I studied Richard III in high school (where it made an indelible impression), but never saw a performance of it. This rendition, starring Ian McKellen (Gandalf!) certainly does justice to my memory of the play. The thematic implications of recasting the story in an alternative, fascist 30s England--with Richard a Hitler-ish, charismatic dictator who brooks not an iota of dissent--are pretty interesting. Richard's seduction of individuals can be seen as a demagogue's seduction of the masses, and the patterns of his rhetoric and propaganda (turning his victims into oppressors and using his own violence as a pretext for reprisals against others).

Even more striking, though, are the ways the director leverages the timeshift to enlarge his cinematic storytelling--this is a Shakespeare story that is only minimally play-like. Richard's first soliloquy ("Now is the winter of our discontent...", for example, starts as a speech to the assembled company, presumably broadcast to the populace. Tanks, gasmasks, trains, early aircraft, drug addiction, and fur collars all do their part in the storytelling.
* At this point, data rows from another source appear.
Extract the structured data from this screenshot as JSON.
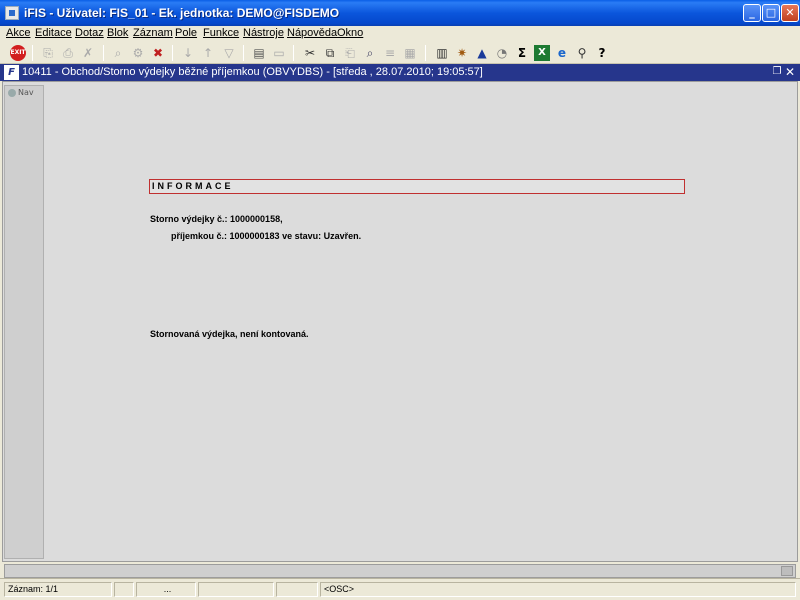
{
  "window": {
    "title": "iFIS - Uživatel: FIS_01 - Ek. jednotka: DEMO@FISDEMO"
  },
  "menu": [
    "Akce",
    "Editace",
    "Dotaz",
    "Blok",
    "Záznam",
    "Pole",
    "Funkce",
    "Nástroje",
    "Nápověda",
    "Okno"
  ],
  "toolbar": {
    "exit_label": "EXIT",
    "icons": [
      "exit-icon",
      "save-icon",
      "print-icon",
      "delete-icon",
      "query-icon",
      "execute-query-icon",
      "cancel-icon",
      "sort-asc-icon",
      "sort-desc-icon",
      "filter-icon",
      "print-preview-icon",
      "export-icon",
      "cut-icon",
      "copy-icon",
      "paste-icon",
      "find-icon",
      "list-icon",
      "grid-icon",
      "building-icon",
      "settings-icon",
      "chart-icon",
      "clock-icon",
      "sum-icon",
      "excel-icon",
      "web-icon",
      "help-search-icon",
      "help-icon"
    ]
  },
  "form": {
    "title": "10411 - Obchod/Storno výdejky běžné příjemkou (OBVYDBS) - [středa , 28.07.2010; 19:05:57]",
    "nav_label": "Nav",
    "info_header": "INFORMACE",
    "line1": "Storno výdejky č.: 1000000158,",
    "line2": "příjemkou č.: 1000000183 ve stavu: Uzavřen.",
    "line3": "Stornovaná výdejka, není kontovaná."
  },
  "status": {
    "record": "Záznam: 1/1",
    "dots": "...",
    "mode": "<OSC>"
  },
  "colors": {
    "title_bar": "#0b56dc",
    "inner_title": "#26368c",
    "info_border": "#c03030",
    "work_bg": "#dcdcdc"
  }
}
My only quibble with the movie is McKellen's rather unsubtle portrayal of Richard. Sure, this is a bad guy, but he even falls to his death with an evil cackle. (I think this is a matter for the director, Richard Loncraine, as well.) You see why people would be afraid of Richard, but it is hard to see how they would be much fooled by him.

Still, very much worth watching, and, further, makes me want to reread the play.